これが可能になったのは、頭の中に心マトリクスという視覚的な図が「セッティングされていた」からです。うちのリビングには心マトリクスが貼ってある。日常的に視界に入っている。そのストックがあったから、感情が落ち着いた瞬間に「あ、もしかして」とひらめくことができた。
「このメタを促せるのは、こういう図表が見方・考え方として子どもたちにちゃんとセッティングされているから」——その言葉がこの夜の核心を表しています。
ブラックホール化を防ぐ「ごめんね」
この夜には、もう一つ大事なことがありました。
お母さんのシール帳から勝手にシールを取っていたことが発覚した場面です。それを認めるかどうか。
嘘をついた瞬間、つまり「やっていない」と言った瞬間、その問題はブラックホールの「次元の地平」の向こうに行ってしまいます。外側から観測不能になる。嘘に嘘を重ねるほど、さまざまなものがそこに引きずり込まれていく。信じてもらえなくなれば、もやもや・イライラ・どろどろの世界から抜け出せなくなります。
そこから抜け出す一言は「ごめんね」です。自分がやりました、と認めることです。
娘はその「ごめんね」を言えました。ブラックホールに閉じ込められる前に、抜け出す一言を出せた。これは道徳的な話として終わらせることではなく、ブラックホールという構造から見たときに「抜け出せた」という体験として整理できます。心マトリクスの図がその構造を可視化していたから、「なぜ嘘が怖いのか」が論理として届きやすかったのです。
家族との難しいやり取りを「練習の場」にする
最終的に、家族とのシール交換はやめないことになりました。
友達との関係の中でも、疑いや自己中心的な気持ちが大きくなってしまう場面はあります。そのときに「これはイライラゾーンに入っているぞ」と気づけるかどうか。そして抜け出そうとする意識が持てるかどうか。
家族という難しい相手とのやり取りは、友達関係で同じ状態になったときに気づくための練習機会になる。

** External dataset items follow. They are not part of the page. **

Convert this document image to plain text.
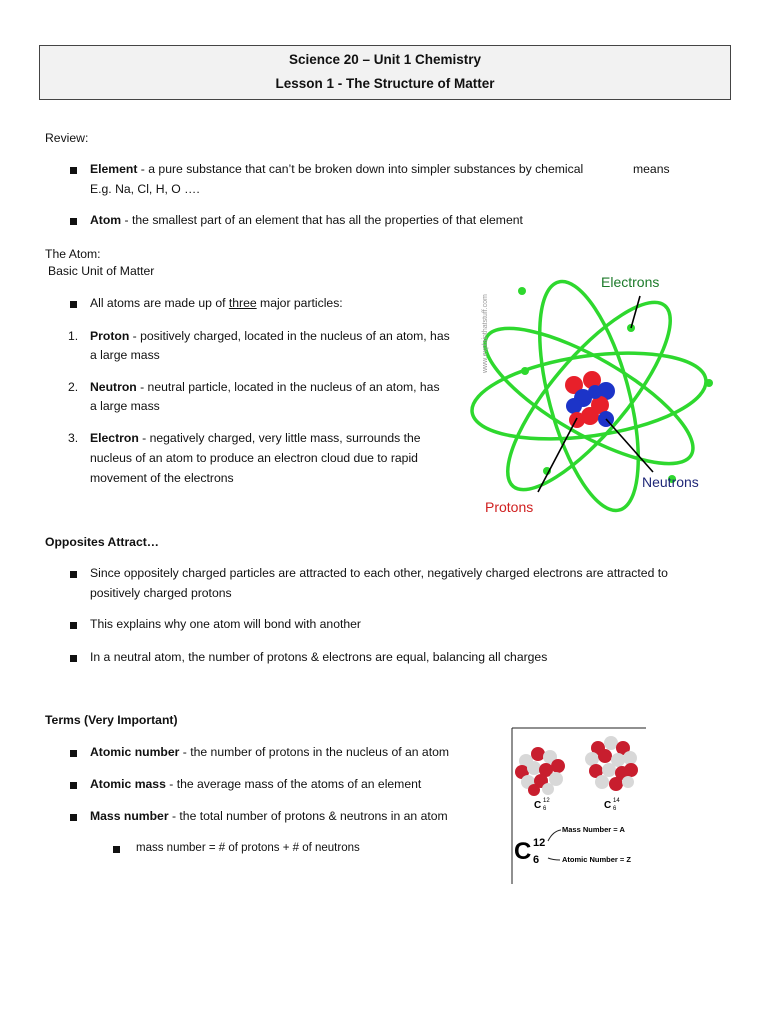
Science 20 – Unit 1 Chemistry
Lesson 1 - The Structure of Matter
Review:
Element - a pure substance that can’t be broken down into simpler substances by chemical	means
E.g. Na, Cl, H, O ….
Atom - the smallest part of an element that has all the properties of that element
The Atom:
Basic Unit of Matter
All atoms are made up of three major particles:
1. Proton - positively charged, located in the nucleus of an atom, has
a large mass
2. Neutron - neutral particle, located in the nucleus of an atom, has
a large mass
3. Electron - negatively charged, very little mass, surrounds the
nucleus of an atom to produce an electron cloud due to rapid
movement of the electrons
Electrons
Neutrons
Protons
www.explainthatstuff.com
Opposites Attract…
Since oppositely charged particles are attracted to each other, negatively charged electrons are attracted to
positively charged protons
This explains why one atom will bond with another
In a neutral atom, the number of protons & electrons are equal, balancing all charges
Terms (Very Important)
Atomic number - the number of protons in the nucleus of an atom
Atomic mass - the average mass of the atoms of an element
Mass number - the total number of protons & neutrons in an atom
mass number = # of protons + # of neutrons
C 12
6	C 14
6
C 12
6
Mass Number = A
Atomic Number = Z
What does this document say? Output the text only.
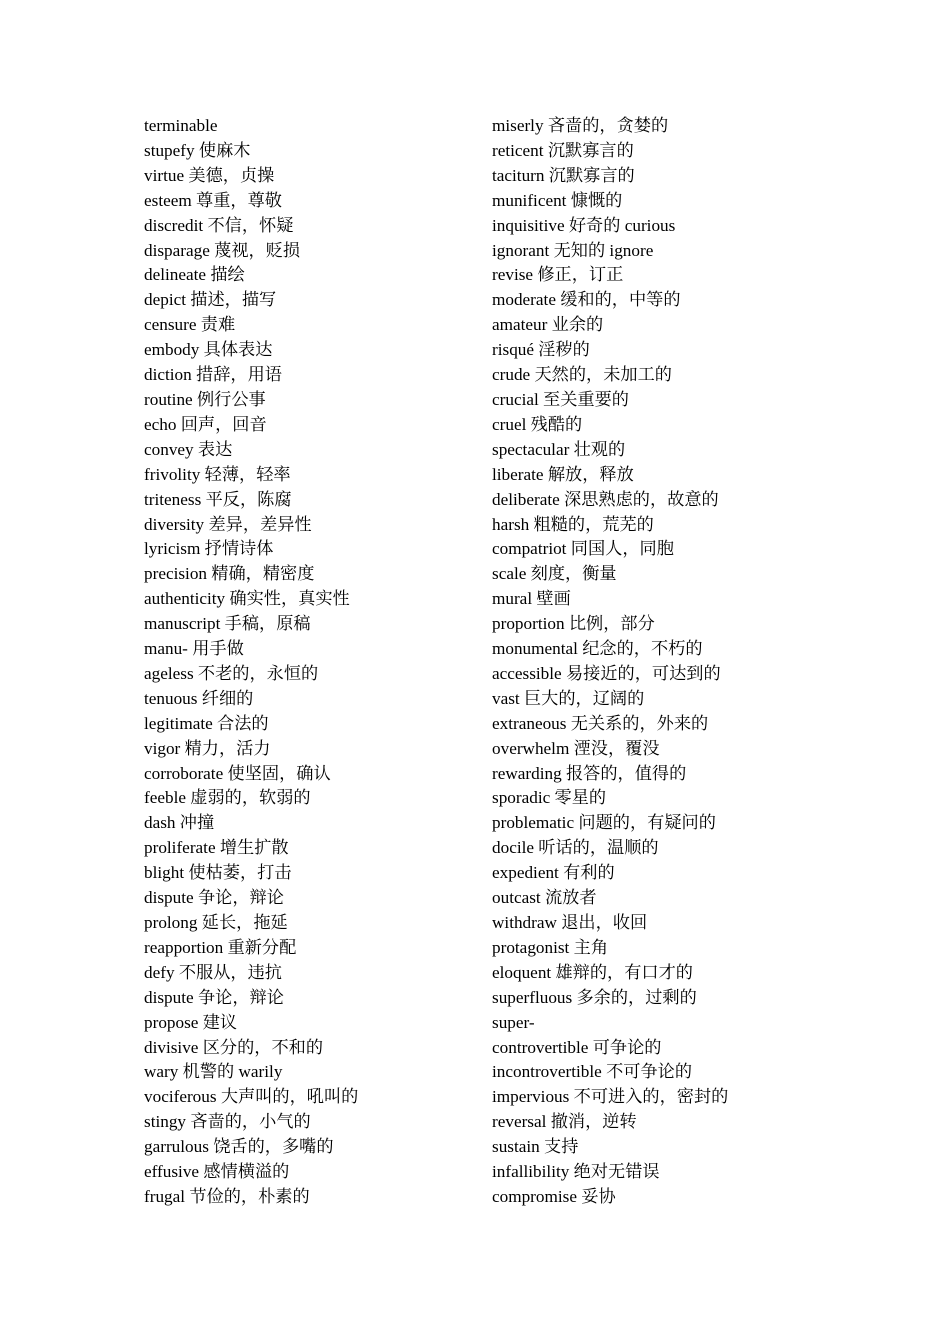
terminable
stupefy 使麻木
virtue 美德，贞操
esteem 尊重，尊敬
discredit 不信，怀疑
disparage 蔑视，贬损
delineate 描绘
depict 描述，描写
censure 责难
embody 具体表达
diction 措辞，用语
routine 例行公事
echo 回声，回音
convey 表达
frivolity 轻薄，轻率
triteness 平反，陈腐
diversity 差异，差异性
lyricism 抒情诗体
precision 精确，精密度
authenticity 确实性，真实性
manuscript 手稿，原稿
manu- 用手做
ageless 不老的，永恒的
tenuous 纤细的
legitimate 合法的
vigor 精力，活力
corroborate 使坚固，确认
feeble 虚弱的，软弱的
dash 冲撞
proliferate 增生扩散
blight 使枯萎，打击
dispute 争论，辩论
prolong 延长，拖延
reapportion 重新分配
defy 不服从，违抗
dispute 争论，辩论
propose 建议
divisive 区分的，不和的
wary 机警的 warily
vociferous 大声叫的，吼叫的
stingy 吝啬的，小气的
garrulous 饶舌的，多嘴的
effusive 感情横溢的
frugal 节俭的，朴素的
miserly 吝啬的，贪婪的
reticent 沉默寡言的
taciturn 沉默寡言的
munificent 慷慨的
inquisitive 好奇的 curious
ignorant 无知的 ignore
revise 修正，订正
moderate 缓和的，中等的
amateur 业余的
risqué 淫秽的
crude 天然的，未加工的
crucial 至关重要的
cruel 残酷的
spectacular 壮观的
liberate 解放，释放
deliberate 深思熟虑的，故意的
harsh 粗糙的，荒芜的
compatriot 同国人，同胞
scale 刻度，衡量
mural 壁画
proportion 比例，部分
monumental 纪念的，不朽的
accessible 易接近的，可达到的
vast 巨大的，辽阔的
extraneous 无关系的，外来的
overwhelm 湮没，覆没
rewarding 报答的，值得的
sporadic 零星的
problematic 问题的，有疑问的
docile 听话的，温顺的
expedient 有利的
outcast 流放者
withdraw 退出，收回
protagonist 主角
eloquent 雄辩的，有口才的
superfluous 多余的，过剩的
super-
controvertible 可争论的
incontrovertible 不可争论的
impervious 不可进入的，密封的
reversal 撤消，逆转
sustain 支持
infallibility 绝对无错误
compromise 妥协
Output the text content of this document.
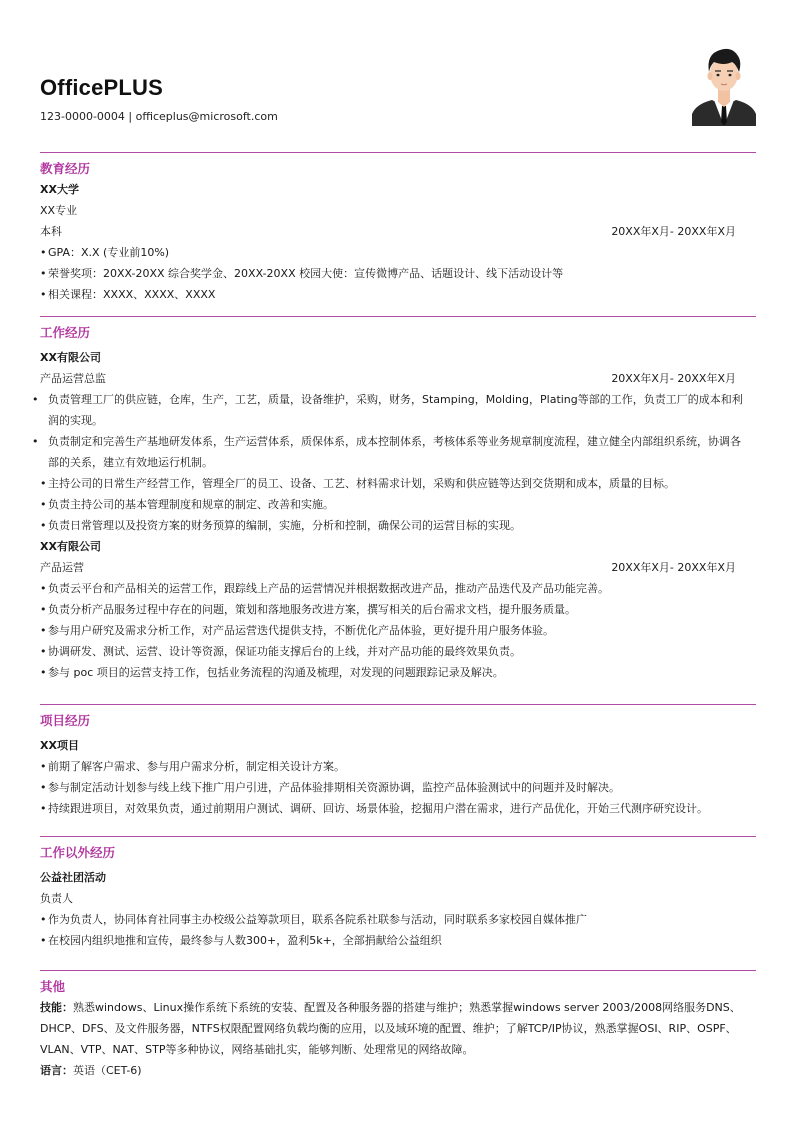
OfficePLUS
123-0000-0004 | officeplus@microsoft.com
教育经历
XX大学
XX专业
本科	20XX年X月- 20XX年X月
• GPA：X.X (专业前10%)
• 荣誉奖项：20XX-20XX 综合奖学金、20XX-20XX 校园大使：宣传微博产品、话题设计、线下活动设计等
• 相关课程：XXXX、XXXX、XXXX
工作经历
XX有限公司
产品运营总监	20XX年X月- 20XX年X月
• 负责管理工厂的供应链，仓库，生产，工艺，质量，设备维护，采购，财务，Stamping，Molding，Plating等部的工作，负责工厂的成本和利润的实现。
• 负责制定和完善生产基地研发体系，生产运营体系，质保体系，成本控制体系，考核体系等业务规章制度流程，建立健全内部组织系统，协调各部的关系，建立有效地运行机制。
• 主持公司的日常生产经营工作，管理全厂的员工、设备、工艺、材料需求计划，采购和供应链等达到交货期和成本，质量的目标。
• 负责主持公司的基本管理制度和规章的制定、改善和实施。
• 负责日常管理以及投资方案的财务预算的编制，实施，分析和控制，确保公司的运营目标的实现。
XX有限公司
产品运营	20XX年X月- 20XX年X月
• 负责云平台和产品相关的运营工作，跟踪线上产品的运营情况并根据数据改进产品，推动产品迭代及产品功能完善。
• 负责分析产品服务过程中存在的问题，策划和落地服务改进方案，撰写相关的后台需求文档，提升服务质量。
• 参与用户研究及需求分析工作，对产品运营迭代提供支持，不断优化产品体验，更好提升用户服务体验。
• 协调研发、测试、运营、设计等资源，保证功能支撑后台的上线，并对产品功能的最终效果负责。
• 参与 poc 项目的运营支持工作，包括业务流程的沟通及梳理，对发现的问题跟踪记录及解决。
项目经历
XX项目
• 前期了解客户需求、参与用户需求分析，制定相关设计方案。
• 参与制定活动计划参与线上线下推广用户引进，产品体验排期相关资源协调，监控产品体验测试中的问题并及时解决。
• 持续跟进项目，对效果负责，通过前期用户测试、调研、回访、场景体验，挖掘用户潜在需求，进行产品优化，开始三代测序研究设计。
工作以外经历
公益社团活动
负责人
• 作为负责人，协同体育社同事主办校级公益筹款项目，联系各院系社联参与活动，同时联系多家校园自媒体推广
• 在校园内组织地推和宣传，最终参与人数300+，盈利5k+，全部捐献给公益组织
其他
技能：熟悉windows、Linux操作系统下系统的安装、配置及各种服务器的搭建与维护；熟悉掌握windows server 2003/2008网络服务DNS、DHCP、DFS、及文件服务器，NTFS权限配置网络负载均衡的应用，以及域环境的配置、维护；了解TCP/IP协议，熟悉掌握OSI、RIP、OSPF、VLAN、VTP、NAT、STP等多种协议，网络基础扎实，能够判断、处理常见的网络故障。
语言：英语（CET-6)
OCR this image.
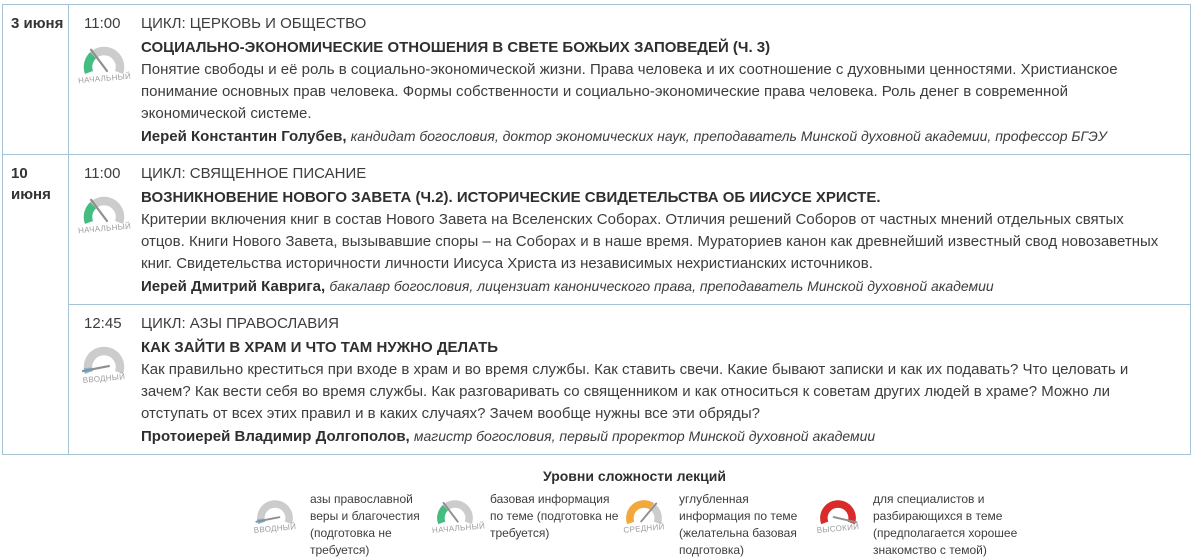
3 июня	11:00
НАЧАЛЬНЫЙ
ЦИКЛ: ЦЕРКОВЬ И ОБЩЕСТВО
СОЦИАЛЬНО-ЭКОНОМИЧЕСКИЕ ОТНОШЕНИЯ В СВЕТЕ БОЖЬИХ ЗАПОВЕДЕЙ (Ч. 3)
Понятие свободы и её роль в социально-экономической жизни. Права человека и их соотношение с духовными ценностями. Христианское понимание основных прав человека. Формы собственности и социально-экономические права человека. Роль денег в современной экономической системе.
Иерей Константин Голубев, кандидат богословия, доктор экономических наук, преподаватель Минской духовной академии, профессор БГЭУ
10 июня
11:00
НАЧАЛЬНЫЙ
ЦИКЛ: СВЯЩЕННОЕ ПИСАНИЕ
ВОЗНИКНОВЕНИЕ НОВОГО ЗАВЕТА (Ч.2). ИСТОРИЧЕСКИЕ СВИДЕТЕЛЬСТВА ОБ ИИСУСЕ ХРИСТЕ.
Критерии включения книг в состав Нового Завета на Вселенских Соборах. Отличия решений Соборов от частных мнений отдельных святых отцов. Книги Нового Завета, вызывавшие споры – на Соборах и в наше время. Мураториев канон как древнейший известный свод новозаветных книг. Свидетельства историчности личности Иисуса Христа из независимых нехристианских источников.
Иерей Дмитрий Каврига, бакалавр богословия, лицензиат канонического права, преподаватель Минской духовной академии
12:45
ВВОДНЫЙ
ЦИКЛ: АЗЫ ПРАВОСЛАВИЯ
КАК ЗАЙТИ В ХРАМ И ЧТО ТАМ НУЖНО ДЕЛАТЬ
Как правильно креститься при входе в храм и во время службы. Как ставить свечи. Какие бывают записки и как их подавать? Что целовать и зачем? Как вести себя во время службы. Как разговаривать со священником и как относиться к советам других людей в храме? Можно ли отступать от всех этих правил и в каких случаях? Зачем вообще нужны все эти обряды?
Протоиерей Владимир Долгополов, магистр богословия, первый проректор Минской духовной академии
Уровни сложности лекций
ВВОДНЫЙ
азы православной веры и благочестия (подготовка не требуется)
НАЧАЛЬНЫЙ
базовая информация по теме (подготовка не требуется)	СРЕДНИЙ
углубленная информация по теме (желательна базовая подготовка)
ВЫСОКИЙ
для специалистов и разбирающихся в теме (предполагается хорошее знакомство с темой)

家族だからこそ、弟への疑いやお母さんへのわがままが出やすい。それは家族が「より簡単な相手」だからではなく、「より難しい相手」だからこそです。その難しさを踏まえた上で、疑うとか自己中心的という気持ちが自分の中で大きくなっている状況を知り、そこから抜け出す努力を積み重ねる場として活用するなら、家族とのシール交換には意味があります。
図が記憶にあることが、ひらめきを生む
心マトリクスがこれだけ機能した背景には、「視覚化された構造的な図が記憶に残っている」という性質があります。
知識として知っていても、頭の中にちゃんと保存されていなければ、感情の渦中でとっさに現れてはきません。4文字に凝縮することや、構造的な図にすることは、「使える状態で頭に入れておく」ための設計です。心マトリクスは、その設計において特に強い道具です。
「信じる」「疑う」という二つのキーワードが頭の中にあると、今回の出来事がパッと展開できる。あの子が地球に戻り、図を描き始めた瞬間は、そのキーワードに火がついた瞬間でした。
心マトリクスは、感情が落ち着いた直後に、子ども自身が出来事を語り直すための地図として働く。
自分の発想・行動・感情を振り返り、それを構造として図に描き直す。指導する大人は、その語り直しをそばで聞く存在になれる。こうした指導の空気が、日常の場面でも生み出せるというのが、心マトリクスをセッティングすることの意味かもしれません。